A Challenger Appears

Deepfake isn’t alone: it has a sibling called “cheapfake”. Cheapfakes are a type of falsified media that are easy, cheap and quick to produce. Con artists don’t even need to operate neural networks to make them.

They can churn out cheapfakes in gargantuan amounts with simple editing tools: Movie Maker, Adobe Premiere/Audition and of course Photoshop. The famous “drunken Pelosi hoax” is a textbook cheapfake. It was produced by simply slowing down the speed of the original video, making the target appear intoxicated.

Yes, cheapfakes wouldn’t get their moniker for nothing. They are cheap indeed. And quite easy to spot too, like in the Pelosi hoax case. However, in certain areas where technological literacy leaves a lot to be desired, cheapfakes can lead to tragic events.

In 2018 a series of cheapfakes began circulating in the Indian WhatsApp group chats. It showed motorcycle riders “kidnapping” children for organ harvesting. It was accompanied by some really gruesome footage of dead kids “killed by the harvesters”.

It promptly stirred a panic and paranoia in the villages of Karnataka, Maharashtra and other Indian states. Villagers assembled in lynching mobs and attacked random outsiders, tourists and bikers — at least 20 random people got killed in light of this hoax.

In reality, the cheapfake used a recontextualization technique presenting some irrelevant footage in a completely different light. For instance, the images of the dead children were captured a few years prior to the hysteria to document war casualties among kids. As for the “bike-riding kidnappers”, it was simply a clip withdrawn from a social advertising that warned parents of how easy it is to abduct a child.    

Countermeasures

Experts indicate that lack of awareness and technological illiteracy are the two main factors that sparked mass lynching in India. Another vital factor is that social media and messenger apps are ideal channels for the deepfakes and cheapfakes to proliferate. It makes them similar to a viral disease.

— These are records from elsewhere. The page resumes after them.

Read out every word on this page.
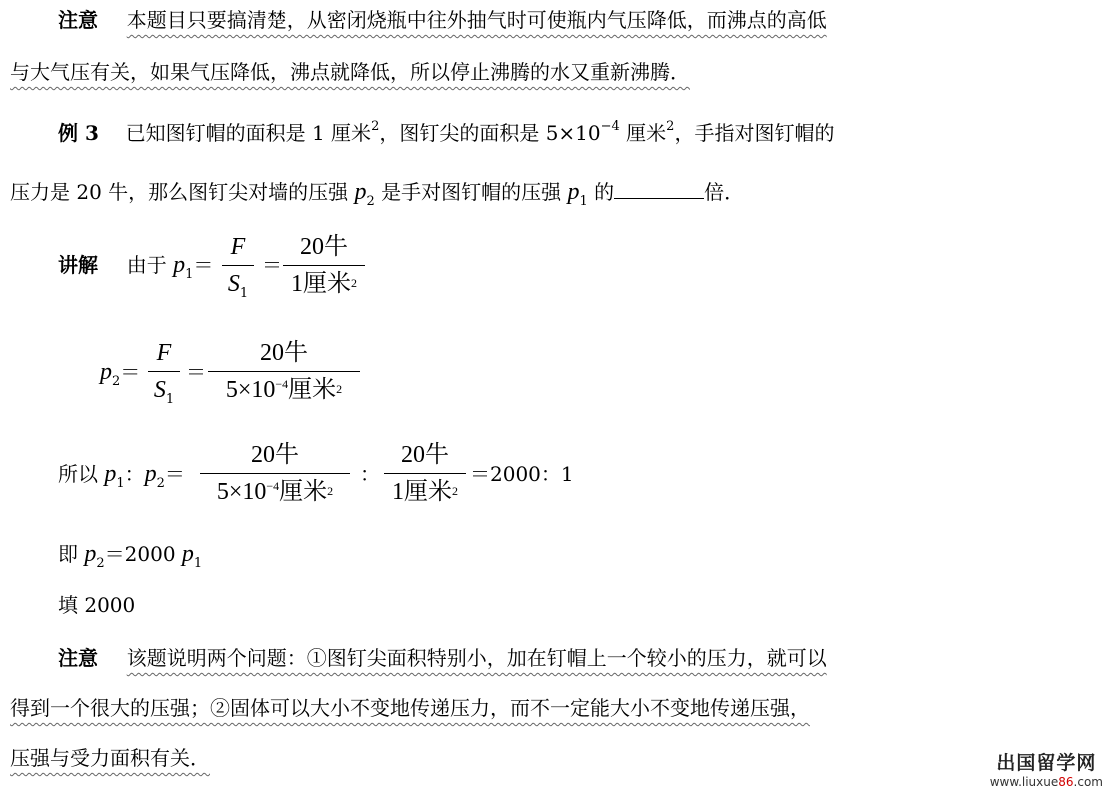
注意 本题目只要搞清楚，从密闭烧瓶中往外抽气时可使瓶内气压降低，而沸点的高低
与大气压有关，如果气压降低，沸点就降低，所以停止沸腾的水又重新沸腾．
例 3 已知图钉帽的面积是 1 厘米$^2$，图钉尖的面积是 $5\times 10^{-4}$ 厘米$^2$，手指对图钉帽的
压力是 20 牛，那么图钉尖对墙的压强 $p_2$ 是手对图钉帽的压强 $p_1$ 的	倍．
讲解 由于 $p_1=$
F
$S_1$
＝
20牛
1厘米2
$p_2=$
F
$S_1$
＝
20牛
$5\times 10^{-4}$厘米2
所以 $p_1$：$p_2=$
20牛
$5\times 10^{-4}$厘米2
：
20牛
1厘米2
＝2000：1
即 $p_2=2000$ $p_1$
填 2000
注意 该题说明两个问题：①图钉尖面积特别小，加在钉帽上一个较小的压力，就可以
得到一个很大的压强；②固体可以大小不变地传递压力，而不一定能大小不变地传递压强，
压强与受力面积有关．	出国留学网
www.liuxue86.com
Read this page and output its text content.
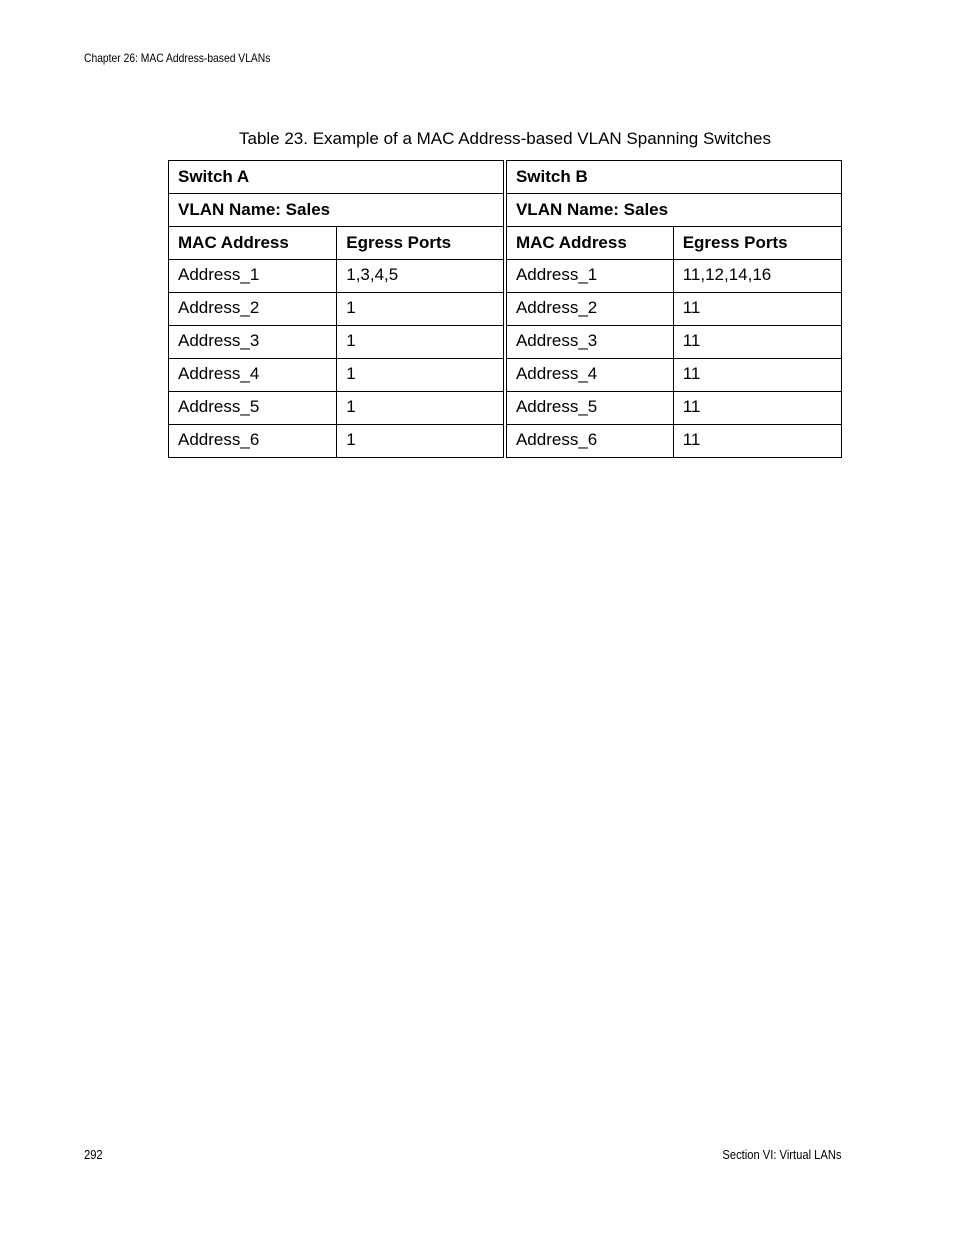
Chapter 26: MAC Address-based VLANs
Table 23. Example of a MAC Address-based VLAN Spanning Switches
Switch A		Switch B	
VLAN Name: Sales		VLAN Name: Sales	
MAC Address	Egress Ports	MAC Address	Egress Ports
Address_1	1,3,4,5	Address_1	11,12,14,16
Address_2	1	Address_2	11
Address_3	1	Address_3	11
Address_4	1	Address_4	11
Address_5	1	Address_5	11
Address_6	1	Address_6	11
292	Section VI: Virtual LANs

Right now, there are just a handful of methods to neutralize false media. First, researchers recommend paying attention to visual clues: unnatural facial feature alignment, weird complexion, posture, gestures, lip movement/voice mismatches. Plus artifacts (such as distortion or blur) can be spotted in areas where one body part transitions into another: neck, elbows, wrists, etc.

Second, we should mention the Content Authenticity Initiative (CAI) proposed by Adobe. This initiative seeks to establish standards, as well as introduce a universal platform that will protect original media content from malicious tampering. This is achievable by inserting unerasable metadata — the special data that reveals who, where and when produced the content.

But of course these countermeasures won’t work solo. They need strong support from educators around the world. Starting in schools and finishing in communities living in the less developed regions. Ignorance is a breeding ground for many negative phenomena. And deepfakes are one of them.